Infotech

Three things to know about the Livret A



Posted on Dec. 2021 at 19:01Updated 13 Dec. 2021 at 19:08

Difficult for the government to cut it. The Minister of the Economy and Finance, Bruno Le Maire, announced on Monday that the government would increase the pay rate of the Livret A from 1er next February, without specifying the extent.

A decision taken in response to the persistence of inflation which eats away at the real performance of savers when they have massively increased their savings accounts since the start of the crisis. Here are three things to know about the Livret A, which is often called the preferred placement of the French.

A nest egg of 343.5 billion euros

According to the latest figures from the Caisse des Dépôts, the total outstanding amount of the Livret A reached 343.5 billion euros at the end of October. A record. And for good reason, since the beginning of the health crisis, this investment has been one of the main receptacles of the forced savings of the French, just behind sight deposits, that is to say current accounts.

In 2020, collection thus stood at 26.39 billion euros, the largest amount since 2009. This represents an increase of 134% compared to the collection of 2019 (11 billion). 2021 will not be so flamboyant but is however already on the list of the most collecting years: from January to October, 16.96 billion euros.

To a lesser extent, the Livret de développement durable et solidaire (LDDS), which enjoys the same rate of return as the Livret A, also received part of the Covid savings: the outstanding amount is 125.4 billion d euros and collection since the start of the year stands at 3.68 billion, after a record 8.82 billion in 2020.

The preferred placement of the French

If the Livret A is often given this nickname, it is because almost the entire population has one. According to the Regulated Savings Observatory, there are thus 55.7 million Livrets A, of which 54.9 million are held by individuals. That is to say a holding rate of 80.1%. This rate is stable compared to 2019. In other words, the crisis did not trigger the massive opening of accounts.

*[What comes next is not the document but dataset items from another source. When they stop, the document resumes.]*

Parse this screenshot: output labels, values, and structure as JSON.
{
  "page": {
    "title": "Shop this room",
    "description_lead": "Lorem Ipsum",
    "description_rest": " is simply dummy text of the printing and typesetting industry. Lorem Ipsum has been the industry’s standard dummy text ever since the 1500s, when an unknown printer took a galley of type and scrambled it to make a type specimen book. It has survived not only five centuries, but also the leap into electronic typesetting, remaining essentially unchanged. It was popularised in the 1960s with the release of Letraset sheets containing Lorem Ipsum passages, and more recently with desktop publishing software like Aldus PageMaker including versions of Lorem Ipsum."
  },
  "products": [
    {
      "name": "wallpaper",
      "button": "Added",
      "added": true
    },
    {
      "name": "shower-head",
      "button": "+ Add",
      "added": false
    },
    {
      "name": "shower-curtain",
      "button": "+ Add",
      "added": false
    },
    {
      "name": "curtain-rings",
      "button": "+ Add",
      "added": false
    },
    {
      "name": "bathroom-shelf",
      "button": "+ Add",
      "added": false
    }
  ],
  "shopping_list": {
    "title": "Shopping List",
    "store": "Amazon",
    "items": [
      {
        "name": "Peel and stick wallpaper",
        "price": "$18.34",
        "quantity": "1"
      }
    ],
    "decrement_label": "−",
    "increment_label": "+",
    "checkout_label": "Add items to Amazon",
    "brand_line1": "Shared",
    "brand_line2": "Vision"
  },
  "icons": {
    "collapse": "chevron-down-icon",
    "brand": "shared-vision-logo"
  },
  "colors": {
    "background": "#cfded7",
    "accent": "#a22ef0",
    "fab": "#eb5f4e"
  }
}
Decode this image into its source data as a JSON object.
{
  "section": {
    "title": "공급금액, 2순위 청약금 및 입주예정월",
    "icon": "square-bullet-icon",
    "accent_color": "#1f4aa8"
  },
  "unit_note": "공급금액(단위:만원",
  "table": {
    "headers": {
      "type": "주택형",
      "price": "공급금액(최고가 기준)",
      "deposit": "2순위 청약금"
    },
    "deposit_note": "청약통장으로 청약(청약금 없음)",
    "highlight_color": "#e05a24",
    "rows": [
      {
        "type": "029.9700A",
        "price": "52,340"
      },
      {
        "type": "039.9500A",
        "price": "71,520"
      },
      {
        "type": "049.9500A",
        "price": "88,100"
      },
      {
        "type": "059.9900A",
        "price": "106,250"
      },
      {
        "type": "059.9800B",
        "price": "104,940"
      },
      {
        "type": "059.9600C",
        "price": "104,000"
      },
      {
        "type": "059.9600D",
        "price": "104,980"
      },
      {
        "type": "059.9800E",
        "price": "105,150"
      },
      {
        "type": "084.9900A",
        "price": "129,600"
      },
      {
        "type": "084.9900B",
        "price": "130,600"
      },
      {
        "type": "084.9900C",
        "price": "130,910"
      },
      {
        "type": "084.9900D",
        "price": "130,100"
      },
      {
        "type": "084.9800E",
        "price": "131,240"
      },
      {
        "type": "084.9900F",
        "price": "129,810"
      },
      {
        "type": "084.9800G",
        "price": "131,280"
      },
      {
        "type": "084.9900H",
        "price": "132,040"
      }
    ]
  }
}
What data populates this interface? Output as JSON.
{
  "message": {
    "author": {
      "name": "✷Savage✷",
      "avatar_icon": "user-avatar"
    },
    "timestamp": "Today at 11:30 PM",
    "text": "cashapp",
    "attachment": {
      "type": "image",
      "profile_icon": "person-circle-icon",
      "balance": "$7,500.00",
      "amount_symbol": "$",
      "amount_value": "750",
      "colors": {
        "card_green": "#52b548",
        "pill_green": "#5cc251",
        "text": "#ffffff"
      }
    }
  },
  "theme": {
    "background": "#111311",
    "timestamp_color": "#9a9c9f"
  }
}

On average, the French hold 5,500 euros on their Livret A. In reality, a large part of the outstanding amount is monopolized by the wealthy fringe of holders: 17% of Livrets A, those on which more than 15,300 euros are saved, represent 64 % of outstanding.

By comparison, there are 24.3 million LDDS (a holding rate of 46%) which weigh on average 5,000 euros. 31% of LDDS represent 73% of outstandings.

Where the Livret A money goes

The Livret A is a savings product specific to France, which allows the government to finance some of its public policies. “Historically, the Livret A finances social housing – and recently, in addition, urban renewal,” can be read on the website of the Ministry of Finance.

Concretely, the Caisse des Dépôt, which is responsible for centralizing around 60% of the regulated savings collected by the banks (i.e. nearly 300 billion euros), lends money to donors for the construction of social housing, as well as that, in particular, to local communities to help them carry out their projects.